Entre le " jour de la liberté " (anniversaire du 27 avril) et les élections générales, le 7 mai, il n'est pas certain que se déroule une introspection nationale approfondie. Il a fallu qu'intervienne une suspension du procès d'Oscar Pistorius - l'athlète sud-africain qui a tiré sur sa petite amie, voici un an -, pour qu'on se souvienne de l'imminence de l'anniversaire.

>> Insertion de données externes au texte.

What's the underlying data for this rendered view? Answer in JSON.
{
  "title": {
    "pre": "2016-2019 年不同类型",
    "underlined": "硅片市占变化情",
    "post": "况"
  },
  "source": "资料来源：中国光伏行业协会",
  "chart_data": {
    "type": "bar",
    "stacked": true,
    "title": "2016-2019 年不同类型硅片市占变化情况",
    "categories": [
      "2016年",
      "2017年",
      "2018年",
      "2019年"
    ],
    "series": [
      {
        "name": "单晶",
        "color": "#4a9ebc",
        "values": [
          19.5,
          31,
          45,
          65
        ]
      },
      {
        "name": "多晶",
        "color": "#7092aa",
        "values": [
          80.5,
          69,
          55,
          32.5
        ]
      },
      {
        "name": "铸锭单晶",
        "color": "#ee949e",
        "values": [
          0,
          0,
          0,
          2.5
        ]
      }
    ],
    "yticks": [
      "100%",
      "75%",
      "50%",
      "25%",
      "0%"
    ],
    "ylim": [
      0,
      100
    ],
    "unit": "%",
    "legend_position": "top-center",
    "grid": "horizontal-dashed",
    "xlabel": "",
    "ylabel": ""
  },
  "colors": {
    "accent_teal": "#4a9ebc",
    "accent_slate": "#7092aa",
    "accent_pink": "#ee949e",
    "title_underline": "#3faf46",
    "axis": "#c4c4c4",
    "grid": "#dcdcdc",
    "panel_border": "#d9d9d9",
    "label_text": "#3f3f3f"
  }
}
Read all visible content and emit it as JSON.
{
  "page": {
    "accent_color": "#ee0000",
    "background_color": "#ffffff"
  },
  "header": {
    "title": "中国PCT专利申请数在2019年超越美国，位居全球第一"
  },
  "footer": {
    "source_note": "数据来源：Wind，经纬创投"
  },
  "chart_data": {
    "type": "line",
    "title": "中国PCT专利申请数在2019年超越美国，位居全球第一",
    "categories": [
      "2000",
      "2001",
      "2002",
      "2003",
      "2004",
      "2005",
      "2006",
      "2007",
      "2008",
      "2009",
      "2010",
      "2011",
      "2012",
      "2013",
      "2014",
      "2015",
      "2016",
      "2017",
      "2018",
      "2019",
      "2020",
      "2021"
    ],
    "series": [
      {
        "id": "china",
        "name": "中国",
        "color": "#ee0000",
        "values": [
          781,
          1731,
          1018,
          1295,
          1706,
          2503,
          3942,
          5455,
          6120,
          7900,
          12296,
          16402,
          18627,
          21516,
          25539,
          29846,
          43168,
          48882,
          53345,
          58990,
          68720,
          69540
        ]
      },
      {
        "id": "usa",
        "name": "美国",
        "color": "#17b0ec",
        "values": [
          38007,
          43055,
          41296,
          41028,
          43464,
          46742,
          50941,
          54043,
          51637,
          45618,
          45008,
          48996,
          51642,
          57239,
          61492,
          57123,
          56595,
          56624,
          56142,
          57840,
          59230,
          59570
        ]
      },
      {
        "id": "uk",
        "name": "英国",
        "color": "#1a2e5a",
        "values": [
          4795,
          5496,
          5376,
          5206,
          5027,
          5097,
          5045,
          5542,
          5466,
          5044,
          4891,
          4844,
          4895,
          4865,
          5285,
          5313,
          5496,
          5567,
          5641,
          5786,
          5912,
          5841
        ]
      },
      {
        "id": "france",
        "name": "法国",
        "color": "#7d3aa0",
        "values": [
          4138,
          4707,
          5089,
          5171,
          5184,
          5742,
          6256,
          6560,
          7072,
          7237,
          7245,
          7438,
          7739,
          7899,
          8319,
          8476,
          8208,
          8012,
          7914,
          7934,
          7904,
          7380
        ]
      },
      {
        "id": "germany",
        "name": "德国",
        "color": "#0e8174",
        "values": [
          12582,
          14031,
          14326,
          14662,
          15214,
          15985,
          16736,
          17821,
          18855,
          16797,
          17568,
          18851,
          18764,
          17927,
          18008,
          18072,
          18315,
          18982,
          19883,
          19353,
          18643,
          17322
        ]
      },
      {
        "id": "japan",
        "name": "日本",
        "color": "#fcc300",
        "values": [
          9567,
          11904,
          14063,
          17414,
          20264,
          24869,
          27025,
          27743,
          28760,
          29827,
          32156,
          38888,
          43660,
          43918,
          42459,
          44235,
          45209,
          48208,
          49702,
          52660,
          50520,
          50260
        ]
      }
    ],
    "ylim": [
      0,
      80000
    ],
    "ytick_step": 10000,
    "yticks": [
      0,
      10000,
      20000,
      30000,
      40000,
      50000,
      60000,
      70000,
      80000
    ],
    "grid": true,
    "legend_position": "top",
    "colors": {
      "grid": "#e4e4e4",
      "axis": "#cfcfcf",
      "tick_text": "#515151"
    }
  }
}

LE " CŒUR LOURD " DE DESMOND TUTU

Il y a vingt ans, le 27 avril 1994, le pays était au bord de la guerre civile. En un an, on avait compté 3 800 morts. L'extrême droite espérait encore empêcher le scrutin dans un bain de sang. Elle avait échoué à décourager les électeurs. La guerre civile n'avait pas eu lieu.

 

Le pays, peu à peu, s'est stabilisé. Bien sûr, il a fallu établir des mythes pour rendre habitable ce pays aux esprits empoisonnés. Le plus éclatant d'entre eux, celui de la " nation arc-en-ciel ", avait été forgé par Desmond Tutu, alors archevêque du Cap et déjà Prix Nobel de la paix. Aujourd'hui, l'archevêque émérite, âgé de 82 ans, n'a rien perdu de sa liberté de ton. Depuis le Cap, il annonce " le cœur lourd ", qu'il ne votera pas pour l'ANC. Il appelle, pour la première fois, les électeurs noirs à cesser d' être " du bétail électoral " en votant automatiquement pour l'ANC. D'autres grandes figures de la lutte, à commencer par Ronnie Kasrils, ancien ministre, ex-haut responsable de la branche armée de l'ANC, appelle à voter " non ou nul ". Le taux d'abstention devrait être la première mesure, timide, du mécontentement populaire.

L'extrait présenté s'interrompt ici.